Other specified complications (E11.89) are those not specifically covered by other diabetes complication codes, including osteomyelitis, diabetic hyperlipidemia, and other conditions specified by clinicians as diabetic complications. Code E11.89 is assigned, plus a code for the specified complication. The code for “unspecified” complications (E11.8) is hardly ever used because any complication should always be specified in the record.

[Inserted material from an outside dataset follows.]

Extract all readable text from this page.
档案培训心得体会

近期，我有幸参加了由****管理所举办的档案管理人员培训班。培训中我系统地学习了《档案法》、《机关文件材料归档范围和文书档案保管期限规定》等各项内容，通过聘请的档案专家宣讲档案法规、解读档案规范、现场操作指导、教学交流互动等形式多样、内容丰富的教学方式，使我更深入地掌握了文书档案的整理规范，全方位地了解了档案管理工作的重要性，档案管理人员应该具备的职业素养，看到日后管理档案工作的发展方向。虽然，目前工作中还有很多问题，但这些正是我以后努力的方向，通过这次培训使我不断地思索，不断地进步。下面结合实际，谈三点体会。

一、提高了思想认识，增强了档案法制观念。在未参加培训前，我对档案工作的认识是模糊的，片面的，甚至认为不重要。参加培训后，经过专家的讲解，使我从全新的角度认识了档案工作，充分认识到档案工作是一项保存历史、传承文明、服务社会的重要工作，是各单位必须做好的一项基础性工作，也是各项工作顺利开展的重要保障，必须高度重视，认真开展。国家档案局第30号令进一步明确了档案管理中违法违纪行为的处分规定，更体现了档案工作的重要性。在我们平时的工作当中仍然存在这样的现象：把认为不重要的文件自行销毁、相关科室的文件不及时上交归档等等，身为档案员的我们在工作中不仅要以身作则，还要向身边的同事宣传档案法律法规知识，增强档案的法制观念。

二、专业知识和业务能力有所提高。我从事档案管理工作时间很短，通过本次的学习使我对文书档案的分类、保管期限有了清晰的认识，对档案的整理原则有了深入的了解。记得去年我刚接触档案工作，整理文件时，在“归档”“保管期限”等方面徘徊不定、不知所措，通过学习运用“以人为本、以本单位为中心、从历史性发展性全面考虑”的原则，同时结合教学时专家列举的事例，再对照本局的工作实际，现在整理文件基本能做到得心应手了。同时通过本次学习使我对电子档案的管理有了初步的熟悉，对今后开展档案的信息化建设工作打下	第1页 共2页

Osteomyelitis is presumed to be diabetic in origin, unless another cause is specified. Code E11.89 for other specified complications is assigned, plus a code for osteomyelitis that incorporates location (category M86).

Diabetic hyperlipidemia is fasting hypertriglyceridemia (>200 mg/dL and often >500 mg/dL) with HDL cholesterol levels below 40 mg/dL, specifically caused by diabetes. LDL cholesterol is not particularly elevated. The vast majority of diabetic patients with hyperlipidemia do not have diabetic hyperlipidemia, but rather the common forms of elevated cholesterol unrelated to diabetes. Diabetic hyperlipidemia does not have its own ICD-10-CM code because it is assigned as an “other specified” complication (E11.89), plus the code for “hyperlipidemia” to make clear what the specified complication is. Clinicians should specifically document “diabetic hyperlipidemia” or “hyperlipidemia due to diabetes” somewhere in the note to link these two diagnoses.

In summary, the proper documentation and coding of diabetes and its complications have a significant impact on quality reporting and sometimes on reimbursement. A clear understanding of authoritative diagnostic standards and the impact of diagnostic terminology on code assignment are essential for accuracy.